Executive Chairman Steve Marshall said: "This sale represents a significant return on Balfour Beatty's investment and a compelling level of value creation for shareholders. Following the sale, Balfour Beatty will be a simplified and more focused Group.  It has leading positions in the UK and US construction and infrastructure markets, all supported by a strong balance sheet.  Leo Quinn joins as Group Chief Executive in the New Year to take the Group forward and to drive shareholder value."

ENDS

Analyst/investor enquiries:

Media enquiries:

Anoop Kang

Patrick Kerr

Tel. +44 (0)20 7216 6913

Tel. +44 (0)20 7963 4258

anoop.kang@balfourbeatty.com

patrick.kerr@balfourbeatty.com

About Balfour Beatty

Balfour Beatty (www.balfourbeatty.com) is an international infrastructure group that delivers world class services essential to the development, creation and care of infrastructure assets; from finance and development, through design and project management to construction and maintenance. Our businesses draw on more than 100 years of experience to deliver the highest levels of quality, safety and technical expertise to our clients principally in the UK and the USA, with developing businesses in Australia, Canada, the Middle East and South East Asia.

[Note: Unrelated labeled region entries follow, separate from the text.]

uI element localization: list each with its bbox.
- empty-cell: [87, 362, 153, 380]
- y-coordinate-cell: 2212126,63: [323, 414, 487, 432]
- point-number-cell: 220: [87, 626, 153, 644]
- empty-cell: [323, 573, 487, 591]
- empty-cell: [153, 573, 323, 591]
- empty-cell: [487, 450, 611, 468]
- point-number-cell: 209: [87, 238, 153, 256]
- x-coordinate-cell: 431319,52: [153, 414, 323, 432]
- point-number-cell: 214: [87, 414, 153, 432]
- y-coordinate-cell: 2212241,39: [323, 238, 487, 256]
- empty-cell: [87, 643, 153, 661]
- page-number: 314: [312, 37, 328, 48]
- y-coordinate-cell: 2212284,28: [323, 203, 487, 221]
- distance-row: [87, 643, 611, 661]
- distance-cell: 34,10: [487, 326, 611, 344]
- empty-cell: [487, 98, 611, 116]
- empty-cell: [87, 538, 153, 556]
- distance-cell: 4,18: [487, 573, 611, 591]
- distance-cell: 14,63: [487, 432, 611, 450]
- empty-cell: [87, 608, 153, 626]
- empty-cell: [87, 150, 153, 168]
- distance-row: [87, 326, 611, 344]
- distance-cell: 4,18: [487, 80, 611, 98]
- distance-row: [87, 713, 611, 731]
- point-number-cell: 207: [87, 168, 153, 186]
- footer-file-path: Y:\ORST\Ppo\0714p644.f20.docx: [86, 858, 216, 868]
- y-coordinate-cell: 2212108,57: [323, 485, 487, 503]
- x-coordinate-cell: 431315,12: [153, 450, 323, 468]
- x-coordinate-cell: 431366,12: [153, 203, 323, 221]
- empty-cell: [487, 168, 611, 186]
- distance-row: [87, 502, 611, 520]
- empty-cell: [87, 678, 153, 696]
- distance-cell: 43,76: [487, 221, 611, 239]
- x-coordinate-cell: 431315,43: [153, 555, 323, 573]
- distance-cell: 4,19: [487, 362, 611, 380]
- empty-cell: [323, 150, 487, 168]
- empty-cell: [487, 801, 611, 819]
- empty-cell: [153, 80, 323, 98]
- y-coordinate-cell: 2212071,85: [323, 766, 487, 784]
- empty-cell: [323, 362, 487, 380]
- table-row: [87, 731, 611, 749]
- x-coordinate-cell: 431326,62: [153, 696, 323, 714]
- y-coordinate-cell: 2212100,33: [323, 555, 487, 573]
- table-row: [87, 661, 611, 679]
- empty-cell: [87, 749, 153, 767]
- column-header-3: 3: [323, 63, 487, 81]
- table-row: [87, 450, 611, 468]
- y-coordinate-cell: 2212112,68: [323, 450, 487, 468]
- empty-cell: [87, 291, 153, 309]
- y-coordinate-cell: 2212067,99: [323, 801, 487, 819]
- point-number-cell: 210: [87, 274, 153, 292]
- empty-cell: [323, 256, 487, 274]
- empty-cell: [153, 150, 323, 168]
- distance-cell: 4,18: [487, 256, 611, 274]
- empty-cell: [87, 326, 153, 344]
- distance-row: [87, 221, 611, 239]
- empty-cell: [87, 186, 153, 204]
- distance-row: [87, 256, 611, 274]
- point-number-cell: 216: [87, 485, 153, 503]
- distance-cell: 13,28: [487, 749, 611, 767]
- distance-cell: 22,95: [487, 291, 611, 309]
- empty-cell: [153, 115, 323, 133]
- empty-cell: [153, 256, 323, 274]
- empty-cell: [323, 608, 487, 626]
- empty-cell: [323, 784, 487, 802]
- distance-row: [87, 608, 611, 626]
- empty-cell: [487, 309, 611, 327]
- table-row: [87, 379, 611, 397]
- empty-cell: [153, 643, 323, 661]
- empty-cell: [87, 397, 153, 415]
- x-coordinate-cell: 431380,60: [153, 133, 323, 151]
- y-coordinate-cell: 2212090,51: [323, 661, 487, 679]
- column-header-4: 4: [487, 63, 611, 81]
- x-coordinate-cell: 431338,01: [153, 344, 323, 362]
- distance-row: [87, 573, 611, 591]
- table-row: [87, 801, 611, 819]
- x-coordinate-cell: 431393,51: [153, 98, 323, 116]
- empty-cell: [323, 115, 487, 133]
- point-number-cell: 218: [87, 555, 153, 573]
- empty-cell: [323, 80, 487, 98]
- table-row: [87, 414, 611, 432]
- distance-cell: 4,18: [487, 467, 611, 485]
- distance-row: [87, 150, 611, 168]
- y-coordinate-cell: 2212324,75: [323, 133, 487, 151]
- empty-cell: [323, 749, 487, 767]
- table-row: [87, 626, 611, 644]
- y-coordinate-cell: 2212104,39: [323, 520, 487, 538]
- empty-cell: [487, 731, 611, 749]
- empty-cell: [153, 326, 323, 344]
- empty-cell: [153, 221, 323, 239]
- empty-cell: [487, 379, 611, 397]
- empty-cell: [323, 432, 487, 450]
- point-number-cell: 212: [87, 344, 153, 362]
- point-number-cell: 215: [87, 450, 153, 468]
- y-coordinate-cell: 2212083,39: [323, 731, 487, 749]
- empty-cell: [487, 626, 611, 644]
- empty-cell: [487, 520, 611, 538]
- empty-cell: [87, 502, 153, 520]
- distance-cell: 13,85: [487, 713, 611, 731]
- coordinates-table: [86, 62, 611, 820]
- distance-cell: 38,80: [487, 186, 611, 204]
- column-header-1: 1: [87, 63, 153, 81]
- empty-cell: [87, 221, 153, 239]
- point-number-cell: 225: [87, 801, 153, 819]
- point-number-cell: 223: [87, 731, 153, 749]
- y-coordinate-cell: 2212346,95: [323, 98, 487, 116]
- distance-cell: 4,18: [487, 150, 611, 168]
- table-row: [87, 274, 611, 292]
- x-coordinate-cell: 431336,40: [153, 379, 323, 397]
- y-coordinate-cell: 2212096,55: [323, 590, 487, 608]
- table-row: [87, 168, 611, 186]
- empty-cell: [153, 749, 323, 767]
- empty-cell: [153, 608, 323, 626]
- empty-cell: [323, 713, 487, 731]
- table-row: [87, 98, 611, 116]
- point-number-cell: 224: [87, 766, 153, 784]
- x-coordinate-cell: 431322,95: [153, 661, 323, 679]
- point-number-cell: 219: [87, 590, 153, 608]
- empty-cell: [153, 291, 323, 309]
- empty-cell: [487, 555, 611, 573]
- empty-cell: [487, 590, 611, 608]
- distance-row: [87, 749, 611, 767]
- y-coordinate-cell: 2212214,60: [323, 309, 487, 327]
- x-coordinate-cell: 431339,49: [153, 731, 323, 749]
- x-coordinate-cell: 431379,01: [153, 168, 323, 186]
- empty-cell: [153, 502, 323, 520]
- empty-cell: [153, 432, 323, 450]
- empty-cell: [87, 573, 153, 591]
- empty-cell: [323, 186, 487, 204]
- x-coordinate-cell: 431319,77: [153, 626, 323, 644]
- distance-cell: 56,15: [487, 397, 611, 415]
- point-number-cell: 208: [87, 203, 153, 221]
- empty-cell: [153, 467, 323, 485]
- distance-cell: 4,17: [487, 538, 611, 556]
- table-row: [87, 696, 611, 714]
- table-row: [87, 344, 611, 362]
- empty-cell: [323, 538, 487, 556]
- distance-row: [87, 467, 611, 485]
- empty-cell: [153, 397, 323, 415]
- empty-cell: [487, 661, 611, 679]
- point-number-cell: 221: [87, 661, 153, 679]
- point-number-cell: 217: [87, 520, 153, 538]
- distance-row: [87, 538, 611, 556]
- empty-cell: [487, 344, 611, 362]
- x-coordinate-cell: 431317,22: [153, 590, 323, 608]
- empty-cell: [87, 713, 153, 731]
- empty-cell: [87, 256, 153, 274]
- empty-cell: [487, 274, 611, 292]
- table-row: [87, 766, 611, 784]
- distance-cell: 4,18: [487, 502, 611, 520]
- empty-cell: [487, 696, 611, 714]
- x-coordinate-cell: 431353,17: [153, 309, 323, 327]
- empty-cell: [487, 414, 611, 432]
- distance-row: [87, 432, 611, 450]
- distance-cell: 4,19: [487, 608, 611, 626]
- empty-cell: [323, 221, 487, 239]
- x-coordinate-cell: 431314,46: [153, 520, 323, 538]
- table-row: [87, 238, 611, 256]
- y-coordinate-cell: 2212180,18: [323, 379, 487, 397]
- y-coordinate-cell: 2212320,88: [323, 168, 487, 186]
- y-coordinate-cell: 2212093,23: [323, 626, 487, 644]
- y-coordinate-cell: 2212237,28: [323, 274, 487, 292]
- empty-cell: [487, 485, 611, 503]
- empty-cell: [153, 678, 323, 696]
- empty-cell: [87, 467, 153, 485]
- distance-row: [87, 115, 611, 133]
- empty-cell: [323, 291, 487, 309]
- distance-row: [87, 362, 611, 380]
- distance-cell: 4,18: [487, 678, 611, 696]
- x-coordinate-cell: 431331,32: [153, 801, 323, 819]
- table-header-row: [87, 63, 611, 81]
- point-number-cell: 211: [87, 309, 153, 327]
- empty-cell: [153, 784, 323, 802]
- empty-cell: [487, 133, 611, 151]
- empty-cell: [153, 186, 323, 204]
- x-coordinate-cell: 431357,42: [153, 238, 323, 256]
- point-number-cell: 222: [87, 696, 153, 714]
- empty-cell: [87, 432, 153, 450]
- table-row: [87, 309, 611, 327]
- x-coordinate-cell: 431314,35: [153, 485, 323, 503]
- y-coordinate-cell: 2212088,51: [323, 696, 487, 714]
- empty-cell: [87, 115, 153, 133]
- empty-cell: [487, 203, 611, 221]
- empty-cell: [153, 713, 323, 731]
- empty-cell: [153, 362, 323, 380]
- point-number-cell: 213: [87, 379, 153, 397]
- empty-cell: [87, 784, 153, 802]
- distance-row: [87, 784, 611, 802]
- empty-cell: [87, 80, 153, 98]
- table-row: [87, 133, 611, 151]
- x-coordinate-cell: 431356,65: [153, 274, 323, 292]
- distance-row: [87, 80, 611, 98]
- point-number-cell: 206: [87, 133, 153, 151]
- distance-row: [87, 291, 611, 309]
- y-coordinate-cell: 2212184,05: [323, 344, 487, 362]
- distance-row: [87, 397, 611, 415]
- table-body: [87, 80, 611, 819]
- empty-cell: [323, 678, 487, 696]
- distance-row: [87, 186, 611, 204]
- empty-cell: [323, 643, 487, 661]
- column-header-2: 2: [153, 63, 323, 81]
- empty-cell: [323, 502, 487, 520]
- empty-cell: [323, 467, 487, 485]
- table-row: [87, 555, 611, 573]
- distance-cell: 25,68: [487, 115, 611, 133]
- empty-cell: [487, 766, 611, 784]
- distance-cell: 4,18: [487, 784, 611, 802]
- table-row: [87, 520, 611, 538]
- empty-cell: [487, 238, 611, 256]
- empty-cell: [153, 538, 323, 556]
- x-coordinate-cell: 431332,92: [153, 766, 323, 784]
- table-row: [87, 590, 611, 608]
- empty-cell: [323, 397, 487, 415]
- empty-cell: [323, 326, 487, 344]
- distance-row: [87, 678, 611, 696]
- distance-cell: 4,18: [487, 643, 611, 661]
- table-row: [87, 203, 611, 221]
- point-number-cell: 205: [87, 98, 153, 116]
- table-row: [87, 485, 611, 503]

With proven expertise in delivering infrastructure critical to support communities and society today and in the future, our key market sectors focus on infrastructure - transportation (roads, rail and aviation), power and energy, water, and complex buildings (both commercial and social).  Balfour Beatty employs 40,000 people around the world.

Consideration

The net cash consideration of US$1,242 million (£753 million) is in line with the expected net proceeds announced at the time of the sale, on 3 September 2014.  

As part of the finalisation process, adjustments were made to the purchase price to reflect changes to the estimated cash balance retained within Parsons Brinckerhoff, against those agreed at the time of the sale agreement.   The estimated cash balance of US$85 million (£52 million) retained within Parsons Brinckerhoff at sale is $25 million (£15 million) lower than the reference level in the sale and purchase agreement.  As a result, the consideration price has been adjusted by the $25 million to $1,327 million (£805 million).  These amounts remain subject to modest post-closing adjustments for working capital.

An exchange rate of $1.65:£1.00 has been used, consistent with the prevailing exchange rate at the time of sale, as announced on 3 September.